Die Entscheidung der Woche

von Denise Zangenfeind | #Dr.Keil #Erbrecht #Arbeitsrecht #Kündigung #Gründe #Arbeitgeber #Nachschieben #außerordentlich

Mit Beschluss vom 12.01.2021 entschied das BAG über das Nachschieben von Kündigungsgründen im Falle einer außerordentlichen Kündigung.

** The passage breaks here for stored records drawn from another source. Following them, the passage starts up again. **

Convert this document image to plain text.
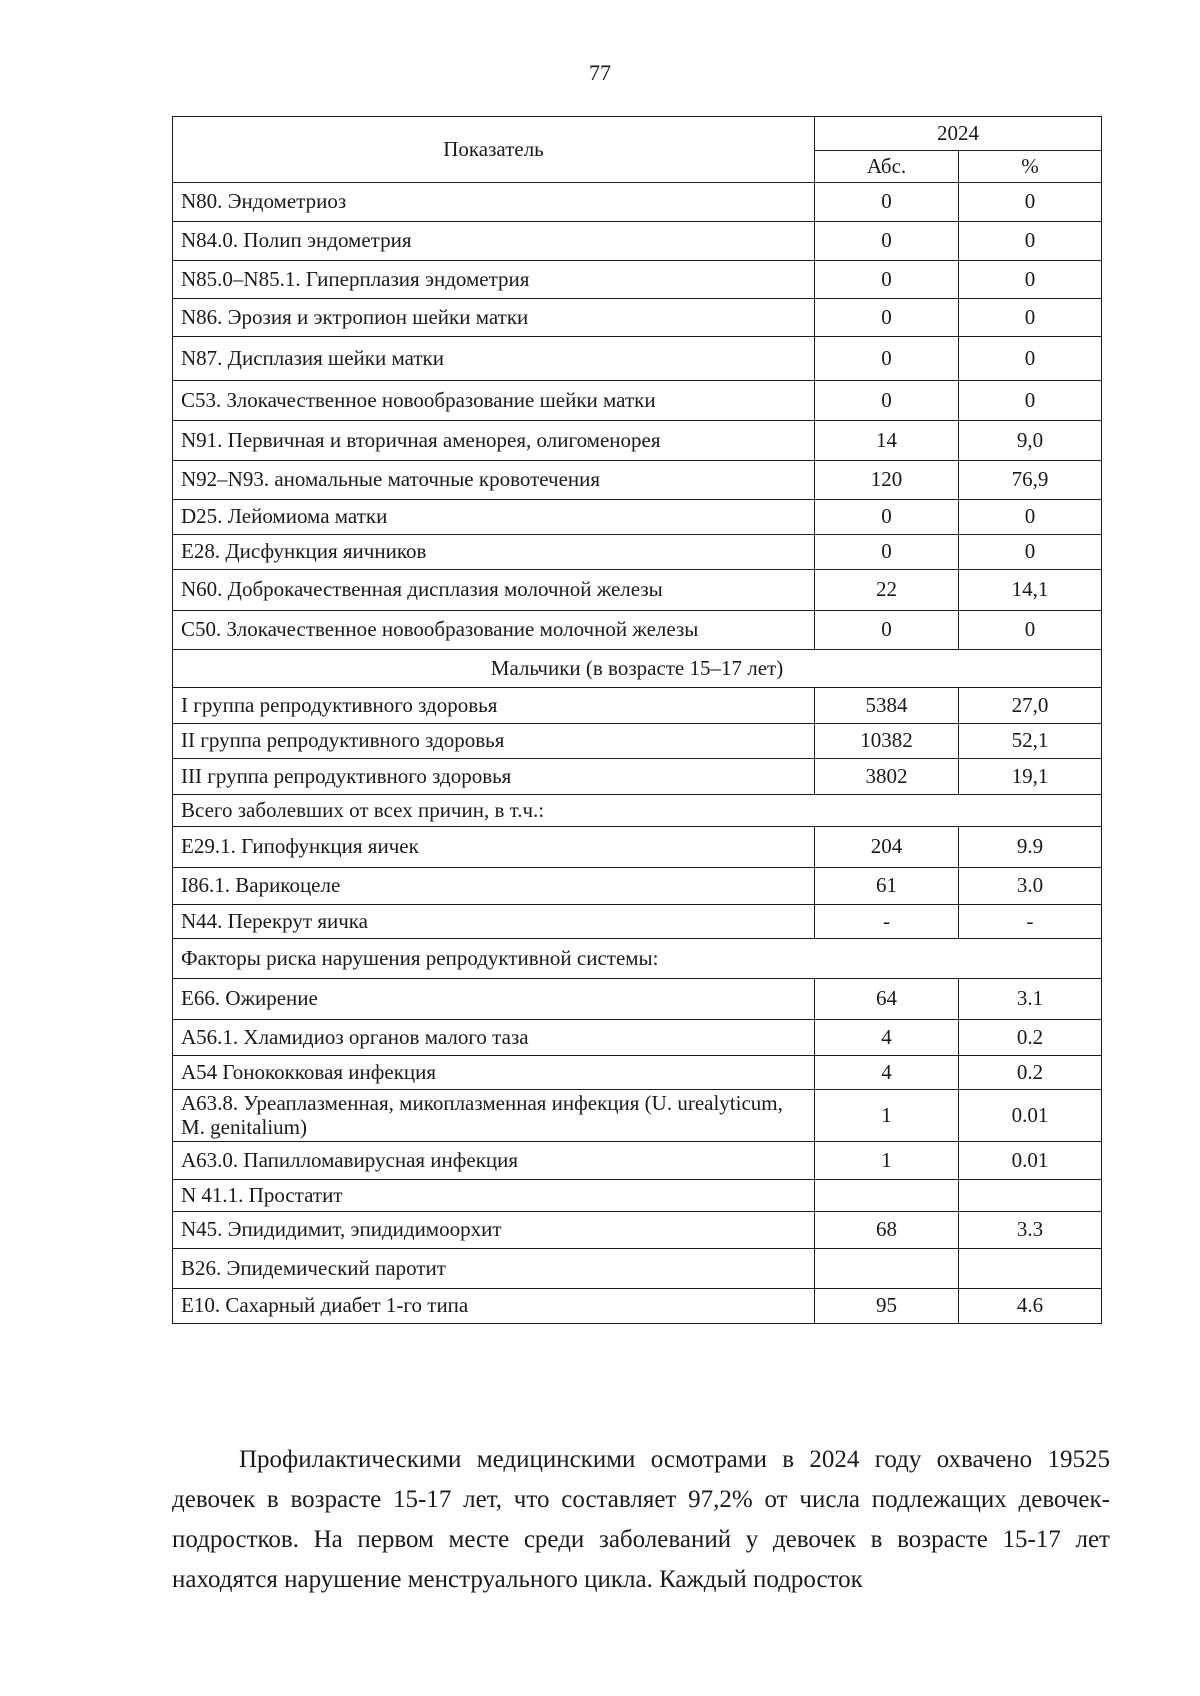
77
Показатель	2024	
	Абс.	%
N80. Эндометриоз	0	0
N84.0. Полип эндометрия	0	0
N85.0–N85.1. Гиперплазия эндометрия	0	0
N86. Эрозия и эктропион шейки матки	0	0
N87. Дисплазия шейки матки	0	0
C53. Злокачественное новообразование шейки матки	0	0
N91. Первичная и вторичная аменорея, олигоменорея	14	9,0
N92–N93. аномальные маточные кровотечения	120	76,9
D25. Лейомиома матки	0	0
E28. Дисфункция яичников	0	0
N60. Доброкачественная дисплазия молочной железы	22	14,1
C50. Злокачественное новообразование молочной железы	0	0
Мальчики (в возрасте 15–17 лет)		
I группа репродуктивного здоровья	5384	27,0
II группа репродуктивного здоровья	10382	52,1
III группа репродуктивного здоровья	3802	19,1
Всего заболевших от всех причин, в т.ч.:		
E29.1. Гипофункция яичек	204	9.9
I86.1. Варикоцеле	61	3.0
N44. Перекрут яичка	-	-
Факторы риска нарушения репродуктивной системы:		
E66. Ожирение	64	3.1
A56.1. Хламидиоз органов малого таза	4	0.2
A54 Гонококковая инфекция	4	0.2
A63.8. Уреаплазменная, микоплазменная инфекция (U. urealyticum, M. genitalium)	1	0.01
A63.0. Папилломавирусная инфекция	1	0.01
N 41.1. Простатит		
N45. Эпидидимит, эпидидимоорхит	68	3.3
B26. Эпидемический паротит		
E10. Сахарный диабет 1-го типа	95	4.6

Профилактическими медицинскими осмотрами в 2024 году охвачено 19525 девочек в возрасте 15-17 лет, что составляет 97,2% от числа подлежащих девочек-подростков. На первом месте среди заболеваний у девочек в возрасте 15-17 лет находятся нарушение менструального цикла. Каждый подросток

Nach der Entscheidung des Gerichts stellt §626 Abs. 2 BGB weder in direkter noch in analoger Anwendung ein Hindernis für das Nachschieben von Kündigungsgründen dar, sofern diese bei Zugang der außerordentlichen Kündigung bereits objektiv vorlagen, aber dem Kündigungsberechtigten noch nicht bekannt waren.

Es sei nicht von Relevanz, ob zwischen den bei Kündigungsausspruch schon bekannten und den erst nachträglich bekannt gewordenen Kündigungsgründen ein sachlicher oder zeitlicher Zusammenhang besteht. Die Vorstellung, eine Kündigung würde durch das Auswechseln von Gründen einen anderen Charakter erhalten, sei verfehlt, weil die Kündigung als neutrales Gestaltungselement keinen anderen Charakter habe, als dass sie das Arbeitsverhältnis auflösen soll.

Grundsätzlich missibillige die Rechtsordnung nicht einmal eine "blanko" Kündigung (eine Kündigung ohne jeden tragfähigen Grund). Das belegen die §§ 4, 7 KSchG, wonach sich der Arbeitnehmer auch gegen eine offenkundig unwirksame Kündigung rechtzeitig gerichtlich zur Wehr setzen muss, wenn diese nicht als wirksam gelten soll.